Computing Explanations in Problem Solving: A Review of Formal Approaches
Barry O'Sullivan and Ulrich Junker
Explanation generation is an essential feature of intelligent systems. Explanations are important in interactive systems such as product configurators, personal assistants, expert systems, and model development tools. Explanation techniques are also used to improve the quality of results in test generation, software verification, and decomposition methods in combinatorial optimization.
This tutorial develops a general theory of explanation generation in problem solving, which unifies existing methods and is valid for a large range of AI problems (product configuration, multi-criteria optimization, constraint satisfaction, satisfiabililty, recommender systems, case-based reasoning, diagnosis, debugging, ontological reasoning, etc.). Only a basic background knowledge of AI is required.

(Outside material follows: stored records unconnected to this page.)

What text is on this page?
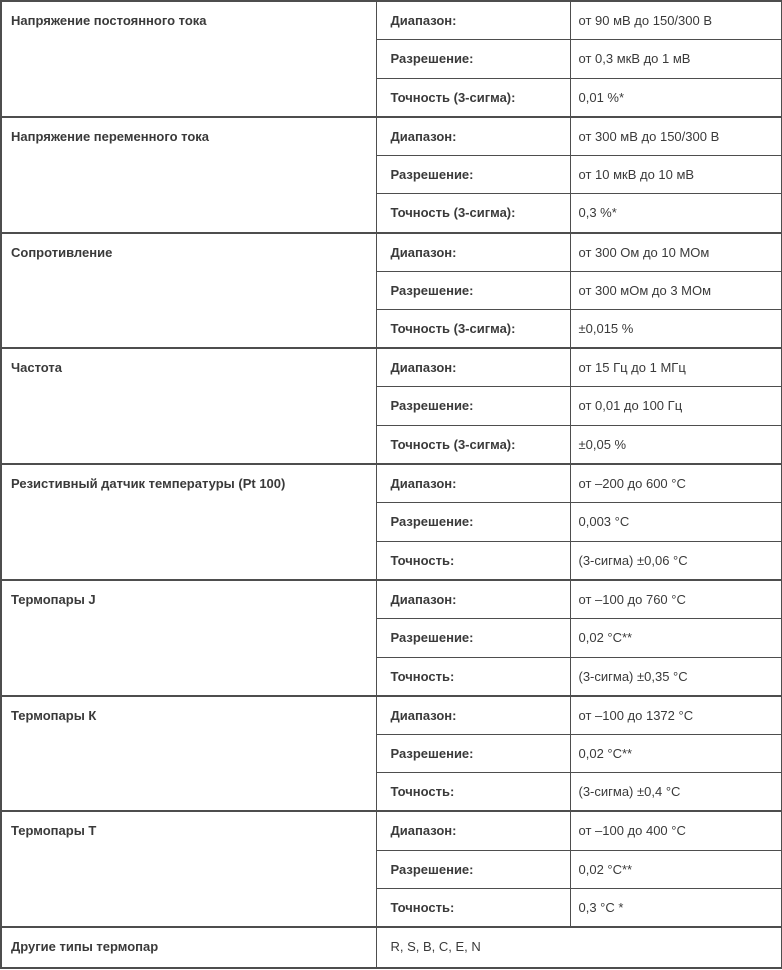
Напряжение постоянного тока	Диапазон:	от 90 мВ до 150/300 В
	Разрешение:	от 0,3 мкВ до 1 мВ
	Точность (3-сигма):	0,01 %*
Напряжение переменного тока	Диапазон:	от 300 мВ до 150/300 В
	Разрешение:	от 10 мкВ до 10 мВ
	Точность (3-сигма):	0,3 %*
Сопротивление	Диапазон:	от 300 Ом до 10 МОм
	Разрешение:	от 300 мОм до 3 МОм
	Точность (3-сигма):	±0,015 %
Частота	Диапазон:	от 15 Гц до 1 МГц
	Разрешение:	от 0,01 до 100 Гц
	Точность (3-сигма):	±0,05 %
Резистивный датчик температуры (Pt 100)	Диапазон:	от –200 до 600 °С
	Разрешение:	0,003 °С
	Точность:	(3-сигма) ±0,06 °С
Термопары J	Диапазон:	от –100 до 760 °С
	Разрешение:	0,02 °С**
	Точность:	(3-сигма) ±0,35 °С
Термопары К	Диапазон:	от –100 до 1372 °С
	Разрешение:	0,02 °С**
	Точность:	(3-сигма) ±0,4 °С
Термопары Т	Диапазон:	от –100 до 400 °С
	Разрешение:	0,02 °С**
	Точность:	0,3 °С *
Другие типы термопар	R, S, B, C, E, N	
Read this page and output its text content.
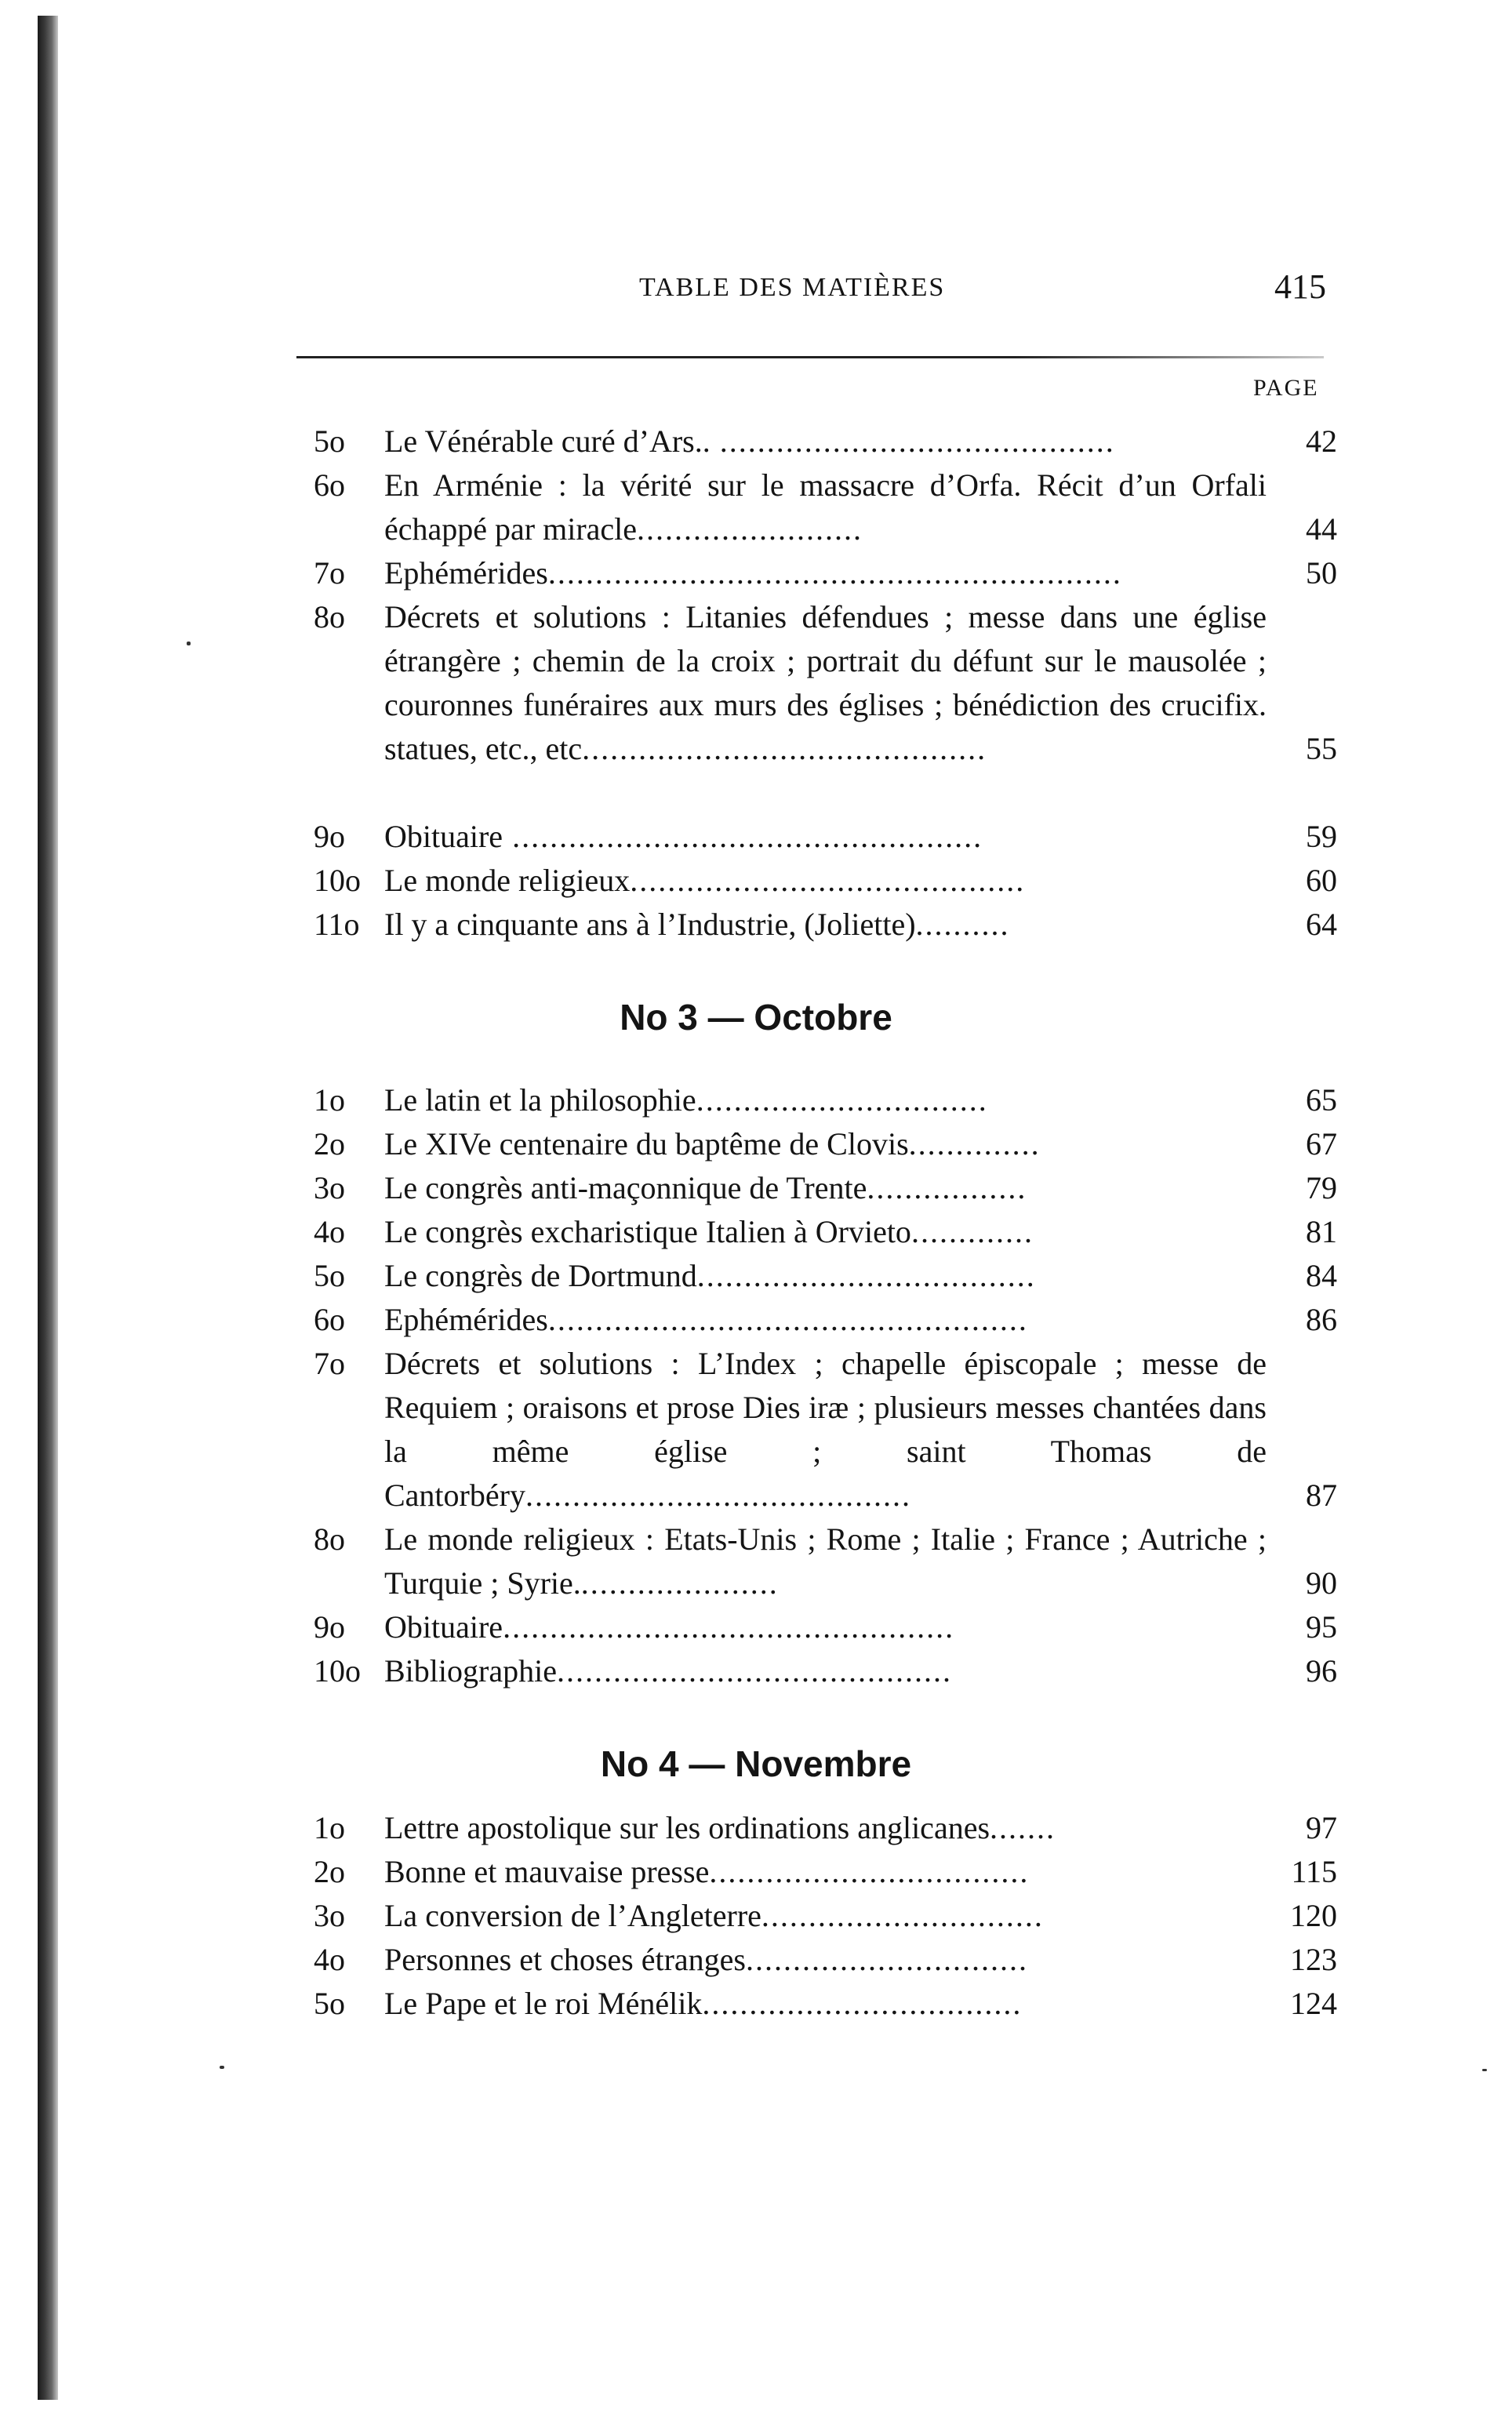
TABLE DES MATIÈRES	415
PAGE
5o Le Vénérable curé d’Ars.. ..........................................	42
6o En Arménie : la vérité sur le massacre d’Orfa. Récit d’un Orfali échappé par miracle........................	44
7o Ephémérides.............................................................	50
8o Décrets et solutions : Litanies défendues ; messe dans une église étrangère ; chemin de la croix ; portrait du défunt sur le mausolée ; couronnes funéraires aux murs des églises ; bénédiction des crucifix. statues, etc., etc...........................................	55
9o Obituaire ..................................................	59
10o Le monde religieux..........................................	60
11o Il y a cinquante ans à l’Industrie, (Joliette)..........	64
No 3 — Octobre
1o Le latin et la philosophie...............................	65
2o Le XIVe centenaire du baptême de Clovis..............	67
3o Le congrès anti-maçonnique de Trente.................	79
4o Le congrès excharistique Italien à Orvieto.............	81
5o Le congrès de Dortmund....................................	84
6o Ephémérides...................................................	86
7o Décrets et solutions : L’Index ; chapelle épiscopale ; messe de Requiem ; oraisons et prose Dies iræ ; plusieurs messes chantées dans la même église ; saint Thomas de Cantorbéry.........................................	87
8o Le monde religieux : Etats-Unis ; Rome ; Italie ; France ; Autriche ; Turquie ; Syrie......................	90
9o Obituaire................................................	95
10o Bibliographie..........................................	96
No 4 — Novembre
1o Lettre apostolique sur les ordinations anglicanes.......	97
2o Bonne et mauvaise presse..................................	115
3o La conversion de l’Angleterre..............................	120
4o Personnes et choses étranges..............................	123
5o Le Pape et le roi Ménélik..................................	124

The tutorial will characterize problems needing explanations while analyzing the explanation requirements of different types of user. We will introduce different notions of explanation such as minimal and preferred explanations, abstraction and refinement, representative explanations, explanations of solutions, and explanations of optimality. The computation of one, several, or all explanations can be achieved by parameterized algorithms, which work for arbitrary problem solvers such as constraint solvers. The tutorial studies the relationship between new algorithms and classic methods. The tutorial concludes with a list of successful applications of explanation generation ranging from product configurators, recommender systems, debuggers, planning and the web.
Barry O'Sullivan is Associate Director of the Cork Constraint Computation Centre at University College Cork. He is the President of the Association for Constraint Programming, Chairman of the Artificial Intelligence Association of Ireland, and Coordinator of the ERCIM Working Group on Constraints. His research interests are constraint programming and optimisation.
Ulrich Junker received his Ph.D. from the University of Kaiserslautern (1992). He has significant experience in explanation generation, starting with research on truth maintenance systems and model-based diagnosis. His pioneering work on QuickXplain paved new directions for explanation generation in constraint programming, product configuration, and other fields. He is a distinguished scientist at ILOG.